Those rather amazing dark blue eyes narrowed. ‘Now, that,’ he said softly, ‘should be really interesting, Ms Fairfax.’

‘On the contrary—’

He overrode her smoothly. ‘Because I happen to be Lee Richardson, your—’ he let the word hang in the air ‘—employer.’

‘Oh.’ It was a singularly ineffective response, Rhiannon was uncomfortably aware, but it was all she was capable of at the time.

‘Mmm …’ he agreed with a lightening look of wicked amusement. ‘Perhaps you should bear in mind that life can be littered with coincidences before you eyes—’

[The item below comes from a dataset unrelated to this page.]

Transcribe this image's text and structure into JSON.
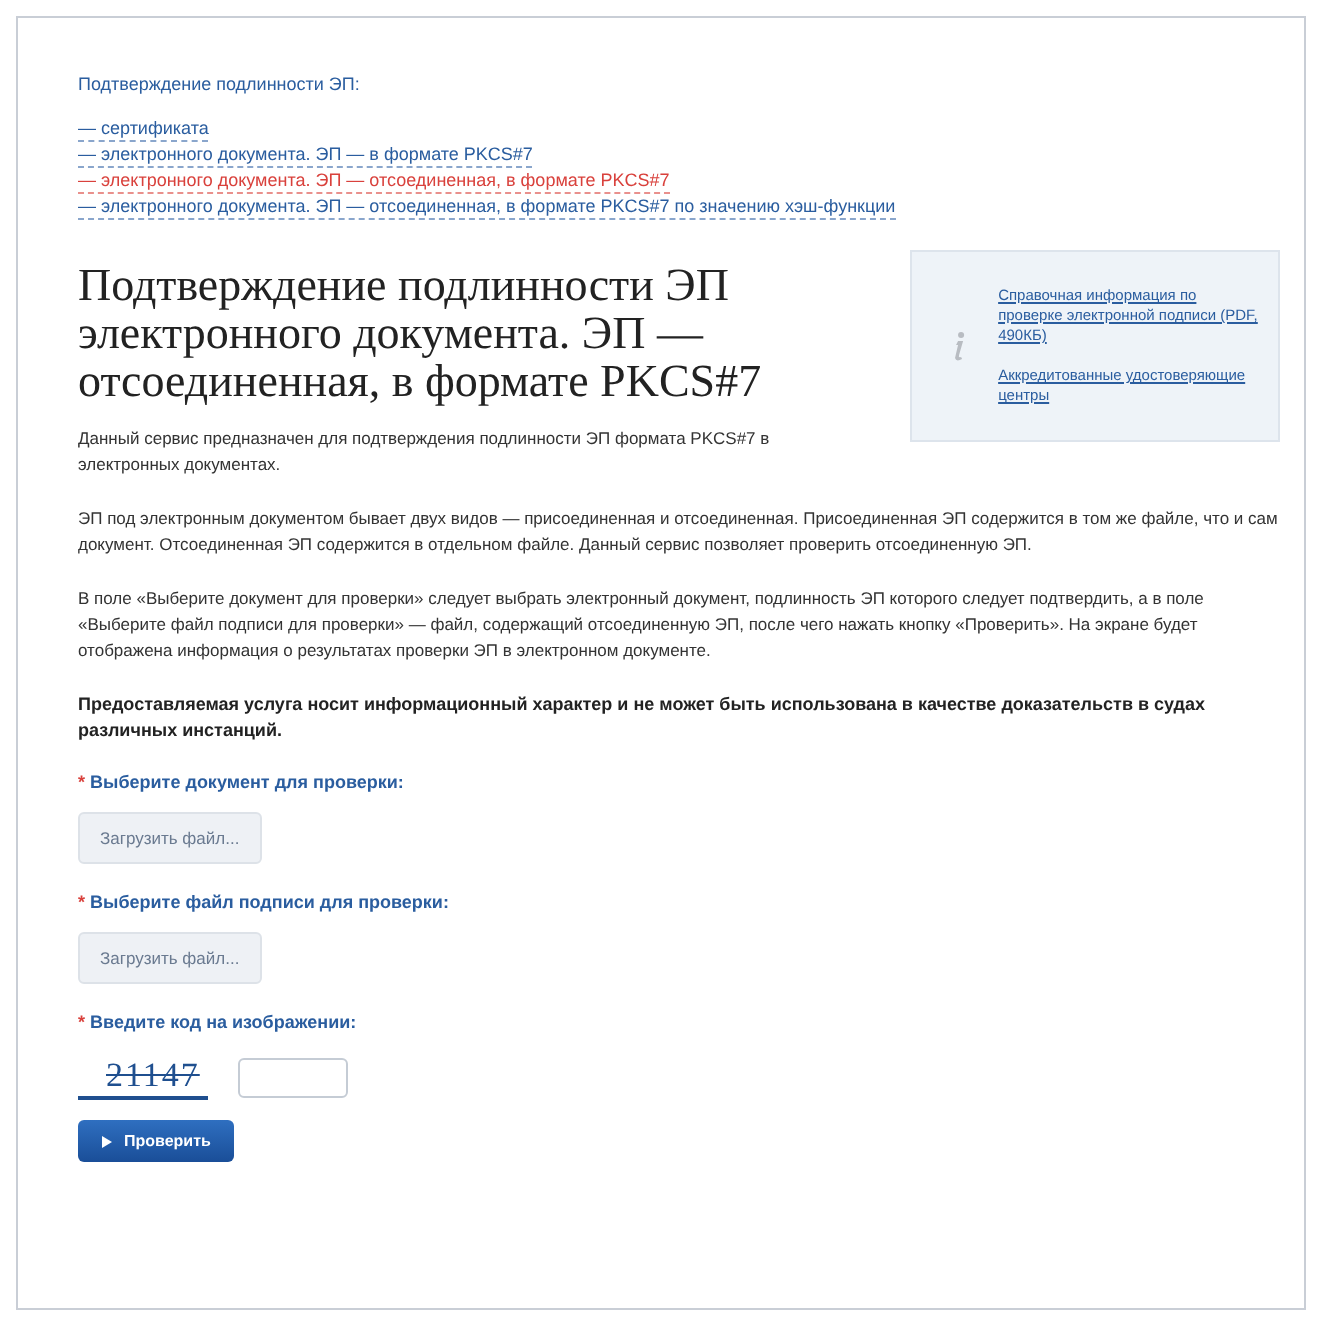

‘Don’t go on,’ she interrupted, ‘unless you’d like me to turn around and go straight back to Sydney?’

‘I’m afraid you can’t, ma’am,’ said one of the wildly interested clerks who’d been following the exchange word for word. ‘The last flight left half an hour ago.’

‘I can spend the night in a motel, then—’

‘You can’t,’ Lee Richardson said, ‘because—’

‘Will you both stop telling me what I can’t do?’ She eyed him and the clerk with exasperation.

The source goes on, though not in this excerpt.